Applets captured the imagination of programmers everywhere. They solved the deployment problem, they were cool, and they were easy to build. We're only now finding a set of technologies, based on the ugly and often objectionable JavaScript language, that can build rich content for the Web as well as Java did. Still, applets started to wane.

Even today, I think that applets represent a powerful idea, but they fizzled out for many reasons. The Netscape browser's JVM was buggy and unpredictable. Further, with such a rapidly evolving language, applets presented many of the same problems that client-server computing did. You may not have to maintain applications, but you still had to maintain the browser. After you'd deployed a few Java applets, you had to worry about keeping the right version of the browser on the desktop. As the size of the JVM grew, it became less and less likely that you could install a JVM remotely. Even if you could, Java versions came out often enough, and were different enough, that new applications frequently needed to materialize. But a few mad scientists at Sun were up to the challenge again.

James Duncan Davidson: Why Java Won

Author of The Rise of Java

James Duncan Davidson is a freelance computer programmer, photographer, author, and speaker. He invented both Ant and Tomcat, two of the most successful Java open source projects ever. His persistent efforts at Sun led to open sourcing both projects. He is now one of the best-selling authors of Apple operating system books.

What do you like best about Java?

JDD: At the time, it seemed like a really good idea. Mostly, for what Java was designed for, they got it right.

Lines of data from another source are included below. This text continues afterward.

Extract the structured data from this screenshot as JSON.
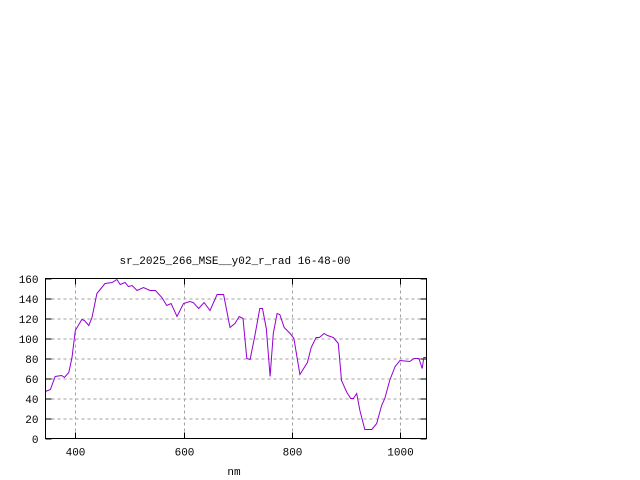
{
  "chart_data": {
    "type": "line",
    "title": "sr_2025_266_MSE__y02_r_rad 16-48-00",
    "xlabel": "nm",
    "ylabel": "",
    "xlim": [
      345,
      1049
    ],
    "ylim": [
      0,
      160
    ],
    "xticks": [
      400,
      600,
      800,
      1000
    ],
    "yticks": [
      0,
      20,
      40,
      60,
      80,
      100,
      120,
      140,
      160
    ],
    "grid": true,
    "line_color": "#9400d3",
    "series": [
      {
        "x": [
          345,
          354,
          363,
          375,
          380,
          388,
          394,
          400,
          412,
          417,
          425,
          431,
          440,
          455,
          468,
          477,
          483,
          492,
          498,
          505,
          514,
          526,
          538,
          548,
          560,
          569,
          577,
          588,
          600,
          612,
          618,
          628,
          638,
          649,
          662,
          674,
          686,
          695,
          703,
          710,
          717,
          723,
          732,
          741,
          746,
          753,
          760,
          766,
          773,
          778,
          786,
          797,
          804,
          815,
          829,
          836,
          845,
          851,
          860,
          866,
          877,
          886,
          892,
          902,
          909,
          914,
          920,
          926,
          935,
          948,
          957,
          966,
          972,
          981,
          991,
          1000,
          1018,
          1026,
          1035,
          1041,
          1044,
          1049
        ],
        "y": [
          47,
          49,
          62,
          63,
          61,
          66,
          81,
          108,
          119,
          118,
          113,
          121,
          145,
          155,
          156,
          159,
          154,
          156,
          152,
          153,
          148,
          151,
          148,
          148,
          141,
          133,
          135,
          122,
          135,
          137,
          136,
          130,
          136,
          128,
          144,
          144,
          111,
          115,
          122,
          120,
          80,
          79,
          103,
          130,
          130,
          110,
          62,
          105,
          125,
          124,
          111,
          105,
          100,
          64,
          76,
          91,
          101,
          101,
          105,
          103,
          101,
          95,
          58,
          46,
          40,
          40,
          45,
          28,
          9,
          9,
          15,
          33,
          40,
          58,
          72,
          78,
          77,
          80,
          80,
          70,
          81,
          81
        ]
      }
    ]
  }
}
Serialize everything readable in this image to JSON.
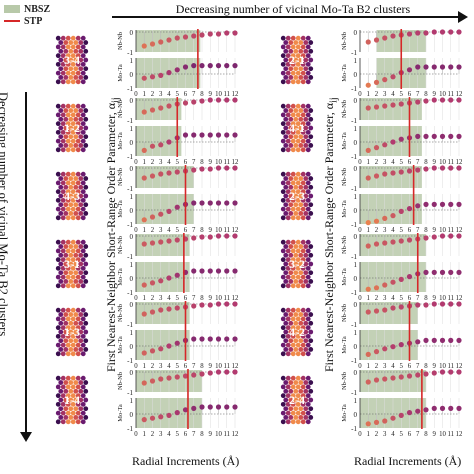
{
  "legend": {
    "nbsz_label": "NBSZ",
    "stp_label": "STP",
    "nbsz_color": "#b8c9a9",
    "stp_color": "#d62728"
  },
  "top_arrow_label": "Decreasing number of vicinal Mo-Ta B2 clusters",
  "left_arrow_label": "Decreasing number of vicinal Mo-Ta B2 clusters",
  "y_axis_title": "First Nearest-Neighbor Short-Range Order Parameter, α",
  "y_axis_title_sub": "ij",
  "x_axis_title": "Radial Increments (Å)",
  "colors": {
    "dot_dark": "#5a1a6e",
    "dot_mid": "#b23a6f",
    "dot_light": "#f08a4b",
    "grid": "#dddddd"
  },
  "chart_data": [
    {
      "type": "scatter",
      "column": "left",
      "structure_labels": [
        "3-4",
        "1-2",
        "4-3",
        "3-1",
        "1-3",
        "1-4"
      ],
      "x": [
        1,
        2,
        3,
        4,
        5,
        6,
        7,
        8,
        9,
        10,
        11,
        12
      ],
      "xlabel": "Radial Increments (Å)",
      "xticks": [
        "0",
        "1",
        "2",
        "3",
        "4",
        "5",
        "6",
        "7",
        "8",
        "9",
        "10",
        "11",
        "12"
      ],
      "rows": [
        {
          "label": "3-4",
          "stp": 7.5,
          "nbsz": [
            0,
            7.8
          ],
          "nbnb": [
            -0.7,
            -0.6,
            -0.5,
            -0.4,
            -0.3,
            -0.25,
            -0.2,
            -0.15,
            -0.1,
            -0.1,
            -0.05,
            -0.05
          ],
          "mota": [
            -0.3,
            -0.2,
            -0.1,
            0.1,
            0.3,
            0.5,
            0.6,
            0.6,
            0.6,
            0.6,
            0.6,
            0.6
          ]
        },
        {
          "label": "1-2",
          "stp": 5.0,
          "nbsz": [
            0,
            5.5
          ],
          "nbnb": [
            -0.6,
            -0.5,
            -0.4,
            -0.3,
            -0.2,
            -0.15,
            -0.1,
            -0.05,
            0,
            0,
            0,
            0
          ],
          "mota": [
            -0.6,
            -0.3,
            -0.2,
            0,
            0.3,
            0.5,
            0.5,
            0.5,
            0.5,
            0.5,
            0.5,
            0.5
          ]
        },
        {
          "label": "4-3",
          "stp": 6.0,
          "nbsz": [
            0,
            7.0
          ],
          "nbnb": [
            -0.5,
            -0.4,
            -0.3,
            -0.25,
            -0.2,
            -0.15,
            -0.1,
            -0.05,
            -0.05,
            0,
            0,
            0
          ],
          "mota": [
            -0.7,
            -0.5,
            -0.3,
            -0.1,
            0.2,
            0.4,
            0.5,
            0.5,
            0.5,
            0.5,
            0.5,
            0.5
          ]
        },
        {
          "label": "3-1",
          "stp": 5.8,
          "nbsz": [
            0,
            6.5
          ],
          "nbnb": [
            -0.4,
            -0.35,
            -0.3,
            -0.25,
            -0.2,
            -0.15,
            -0.1,
            -0.05,
            -0.05,
            0,
            0,
            0
          ],
          "mota": [
            -0.5,
            -0.35,
            -0.2,
            0,
            0.2,
            0.4,
            0.5,
            0.5,
            0.5,
            0.5,
            0.5,
            0.5
          ]
        },
        {
          "label": "1-3",
          "stp": 6.0,
          "nbsz": [
            0,
            6.5
          ],
          "nbnb": [
            -0.5,
            -0.4,
            -0.3,
            -0.25,
            -0.2,
            -0.15,
            -0.1,
            -0.05,
            -0.05,
            0,
            0,
            0
          ],
          "mota": [
            -0.5,
            -0.35,
            -0.2,
            0,
            0.2,
            0.4,
            0.5,
            0.5,
            0.5,
            0.5,
            0.5,
            0.5
          ]
        },
        {
          "label": "1-4",
          "stp": 6.3,
          "nbsz": [
            0,
            8.0
          ],
          "nbnb": [
            -0.55,
            -0.45,
            -0.35,
            -0.3,
            -0.25,
            -0.2,
            -0.15,
            -0.1,
            -0.05,
            0,
            0,
            0
          ],
          "mota": [
            -0.4,
            -0.3,
            -0.2,
            -0.1,
            0.1,
            0.3,
            0.4,
            0.5,
            0.5,
            0.5,
            0.5,
            0.5
          ]
        }
      ]
    },
    {
      "type": "scatter",
      "column": "right",
      "structure_labels": [
        "2-1",
        "4-1",
        "2-3",
        "3-2",
        "4-2",
        "2-4"
      ],
      "x": [
        1,
        2,
        3,
        4,
        5,
        6,
        7,
        8,
        9,
        10,
        11,
        12
      ],
      "xlabel": "Radial Increments (Å)",
      "xticks": [
        "0",
        "1",
        "2",
        "3",
        "4",
        "5",
        "6",
        "7",
        "8",
        "9",
        "10",
        "11",
        "12"
      ],
      "rows": [
        {
          "label": "2-1",
          "stp": 5.0,
          "nbsz": [
            2,
            8.0
          ],
          "nbnb": [
            -0.5,
            -0.4,
            -0.3,
            -0.2,
            -0.15,
            -0.1,
            -0.05,
            -0.05,
            0,
            0,
            0,
            0
          ],
          "mota": [
            -0.8,
            -0.6,
            -0.4,
            -0.2,
            0.1,
            0.3,
            0.5,
            0.5,
            0.5,
            0.5,
            0.5,
            0.5
          ]
        },
        {
          "label": "4-1",
          "stp": 6.0,
          "nbsz": [
            0,
            7.5
          ],
          "nbnb": [
            -0.4,
            -0.35,
            -0.3,
            -0.25,
            -0.2,
            -0.15,
            -0.1,
            -0.05,
            0,
            0,
            0,
            0
          ],
          "mota": [
            -0.6,
            -0.4,
            -0.2,
            0,
            0.2,
            0.3,
            0.4,
            0.4,
            0.4,
            0.4,
            0.4,
            0.4
          ]
        },
        {
          "label": "2-3",
          "stp": 6.5,
          "nbsz": [
            0,
            7.5
          ],
          "nbnb": [
            -0.5,
            -0.4,
            -0.3,
            -0.25,
            -0.2,
            -0.15,
            -0.1,
            -0.05,
            0,
            0,
            0,
            0
          ],
          "mota": [
            -0.9,
            -0.8,
            -0.6,
            -0.4,
            -0.1,
            0.1,
            0.3,
            0.4,
            0.4,
            0.4,
            0.4,
            0.4
          ]
        },
        {
          "label": "3-2",
          "stp": 7.0,
          "nbsz": [
            0,
            8.0
          ],
          "nbnb": [
            -0.5,
            -0.4,
            -0.35,
            -0.3,
            -0.25,
            -0.2,
            -0.15,
            -0.1,
            -0.05,
            0,
            0,
            0
          ],
          "mota": [
            -0.8,
            -0.7,
            -0.5,
            -0.3,
            -0.1,
            0.1,
            0.3,
            0.4,
            0.4,
            0.4,
            0.4,
            0.4
          ]
        },
        {
          "label": "4-2",
          "stp": 6.0,
          "nbsz": [
            0,
            7.0
          ],
          "nbnb": [
            -0.4,
            -0.35,
            -0.3,
            -0.2,
            -0.15,
            -0.1,
            -0.05,
            -0.05,
            0,
            0,
            0,
            0
          ],
          "mota": [
            -0.6,
            -0.4,
            -0.2,
            -0.05,
            0.1,
            0.2,
            0.3,
            0.4,
            0.4,
            0.4,
            0.4,
            0.4
          ]
        },
        {
          "label": "2-4",
          "stp": 7.5,
          "nbsz": [
            0,
            8.0
          ],
          "nbnb": [
            -0.5,
            -0.4,
            -0.35,
            -0.3,
            -0.25,
            -0.2,
            -0.15,
            -0.1,
            -0.05,
            0,
            0,
            0
          ],
          "mota": [
            -0.7,
            -0.6,
            -0.5,
            -0.3,
            -0.1,
            0.1,
            0.2,
            0.3,
            0.4,
            0.4,
            0.4,
            0.4
          ]
        }
      ]
    }
  ],
  "row_labels": {
    "top": "Nb-Nb",
    "bottom": "Mo-Ta"
  },
  "y_ticks_top": [
    "0",
    "-1"
  ],
  "y_ticks_bottom": [
    "1",
    "0",
    "-1"
  ]
}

Of course, it's a strongly typed language, which for some purposes is great, and other purposes not.

Why do you think it's so successful?

JDD: I think it comes down to the fact that server-side programming in Perl and the like was inefficient, and server-side programming in C and C++ was hard. Java, and servlets in particular, busted open a door for Java where it could really take root.

I may be biased because of my involvement with servlets, but Java without the server side wasn't that interesting. It still isn't. Sure, J2ME is on bazillions of mobile devices, but there aren't that many apps there—and the APIs there are limited unless you actually make the cell phone.

What don't you like?

JDD: Strong typing. Reliance on APIs rather than frameworks. That's a subtle but important distinction. The increasing complexity of even basic APIs. For example, you can't just write a servlet anymore, you have to write a servlet, then edit an XML file. They're killing off the approachability that helped servlets get off the ground. With it, the rest of the server stack gets more and more difficult to work with.

And reliance on tools to make it easy is a cop-out.

As well, I don't like the massive monolithic approach to "Editions." Most people don't need J2EE. They need a web container. End of story.